Halten wir es für „OPTIMIERTE Kindheit“, wenn Babys CDs mit Frühenglisch hören und sich auch sonst die Leistungsdruckspirale weiterdreht? Dass auch gute Schüler Nachhilfe kriegen sollen, erinnert jeden Juristen daran, dass die Hochschulen in diesem Fach schon seit Jahrzehnten ohne Repetitoren von außerhalb nicht leben können. Spricht für die Entstaatlichung des Bildungswesens.

Die FAS hat andere Sorgen, die sie sich im Wirtschaftsteil um die Frauen macht. „So teuer ist es, eine Frau zu sein“, erläutert uns Nadine Oberhuber, die knallhart recherchiert hat, dass „ein Rasierer für Frauen deutlich mehr als einer für Männer“ kostet. „Warum nur lassen sich die Frauen so etwas gefallen?“, schreibt die Satire-Zeitung im Ton empörter Gender-Ankalge. Nun ist ja gegen lustige Stückerl in einer Wochenendzeitung nichts einzuwenden, im Gegenteil. Aber diese ungewollte Lustigkeit mit dem weinerlichen Unterton der Anklage führt doch dazu, dass man auch den Rest der Zeitung nicht mehr ernst nimmt und deshalb ungelesen ins Altpapier überführt, wo sie sich mit der auch nur angelesenen Titanic trifft. Schade eigentlich, denn es soll ja auch andere Themen in der FAS geben. Aber Lächerlichkeit tötet bekanntlich.

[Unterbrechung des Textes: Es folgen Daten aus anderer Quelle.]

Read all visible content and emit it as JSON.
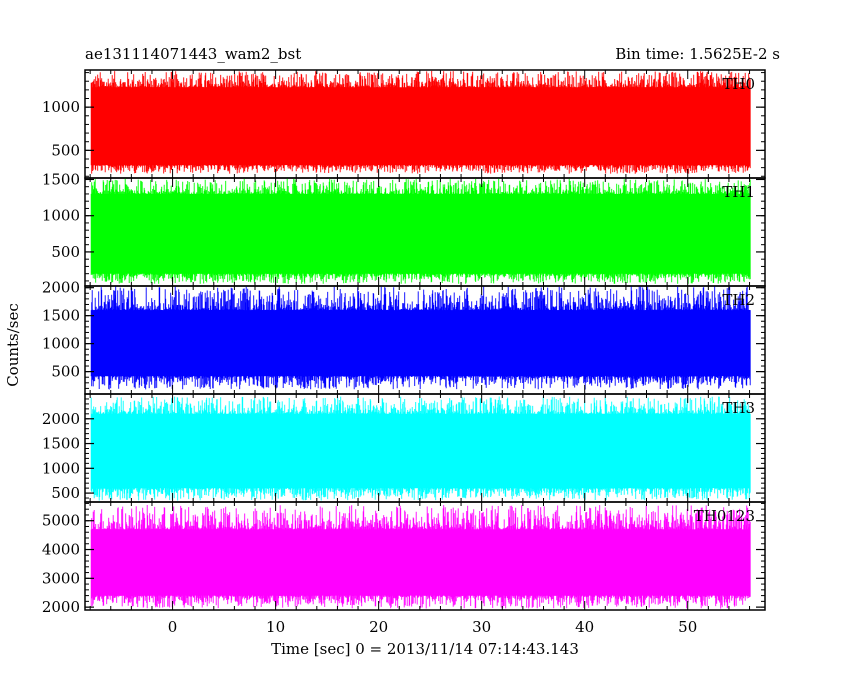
{
  "header": {
    "left": "ae131114071443_wam2_bst",
    "right": "Bin time: 1.5625E-2 s"
  },
  "chart_data": {
    "type": "line",
    "title": "ae131114071443_wam2_bst",
    "subtitle": "Bin time: 1.5625E-2 s",
    "xlabel": "Time [sec] 0 = 2013/11/14 07:14:43.143",
    "ylabel": "Counts/sec",
    "xlim": [
      -8.5,
      57.5
    ],
    "x_data_range": [
      -7.9,
      56.1
    ],
    "bin_time_s": 0.015625,
    "x_ticks": [
      0,
      10,
      20,
      30,
      40,
      50
    ],
    "grid": false,
    "legend": "none",
    "panels": [
      {
        "name": "TH0",
        "color": "#ff0000",
        "ylim": [
          180,
          1430
        ],
        "y_ticks": [
          500,
          1000
        ],
        "mean": 780,
        "noise_range": [
          230,
          1420
        ],
        "typical_range": [
          330,
          1230
        ]
      },
      {
        "name": "TH1",
        "color": "#00ff00",
        "ylim": [
          30,
          1520
        ],
        "y_ticks": [
          500,
          1000,
          1500
        ],
        "mean": 710,
        "noise_range": [
          60,
          1510
        ],
        "typical_range": [
          200,
          1300
        ]
      },
      {
        "name": "TH2",
        "color": "#0000ff",
        "ylim": [
          100,
          2030
        ],
        "y_ticks": [
          500,
          1000,
          1500,
          2000
        ],
        "mean": 930,
        "noise_range": [
          180,
          2030
        ],
        "typical_range": [
          420,
          1600
        ]
      },
      {
        "name": "TH3",
        "color": "#00ffff",
        "ylim": [
          320,
          2500
        ],
        "y_ticks": [
          500,
          1000,
          1500,
          2000
        ],
        "mean": 1270,
        "noise_range": [
          350,
          2450
        ],
        "typical_range": [
          600,
          2100
        ]
      },
      {
        "name": "TH0123",
        "color": "#ff00ff",
        "ylim": [
          1900,
          5650
        ],
        "y_ticks": [
          2000,
          3000,
          4000,
          5000
        ],
        "mean": 3400,
        "noise_range": [
          1950,
          5550
        ],
        "typical_range": [
          2400,
          4700
        ]
      }
    ]
  }
}
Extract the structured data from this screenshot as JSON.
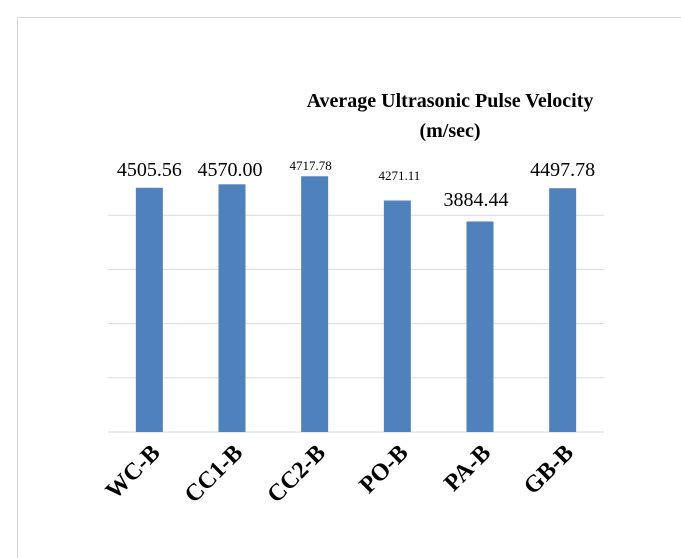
{
  "chart_data": {
    "type": "bar",
    "title": "Average Ultrasonic Pulse Velocity (m/sec)",
    "categories": [
      "WC-B",
      "CC1-B",
      "CC2-B",
      "PO-B",
      "PA-B",
      "GB-B"
    ],
    "values": [
      4505.56,
      4570,
      4717.78,
      4271.11,
      3884.44,
      4497.78
    ],
    "value_labels": [
      "4505.56",
      "4570.00",
      "4717.78",
      "4271.11",
      "3884.44",
      "4497.78"
    ],
    "color": "#4f81bd",
    "ylim": [
      0,
      5000
    ],
    "yticks": [
      0,
      1000,
      2000,
      3000,
      4000
    ],
    "grid": true
  }
}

Dass man Menschen durch Worte umprogrammieren kann, verneint und bejaht im ZEIT-Interview die Linguistin Elisabeth Wehling, die meint, wir würden durch Begriffe wie „Flüchtling“ manipuliert: „Es ist wichtig, dass auch Journalisten sich klarmachen, wer welche Frames (Deutungsrahmen) benutzt und wie sie wirken. Denn man kann Framing für politische Propaganda missbrauchen. Aber man kann das Wissen darüber auch nutzen, um die Ideologie, die hinter Wörtern steckt, offenzulegen. Das wäre eine große Leistung. Die würde das Vertrauen in die Medien wieder stärken.“

Von Framing demnächst hier gesondert mehr.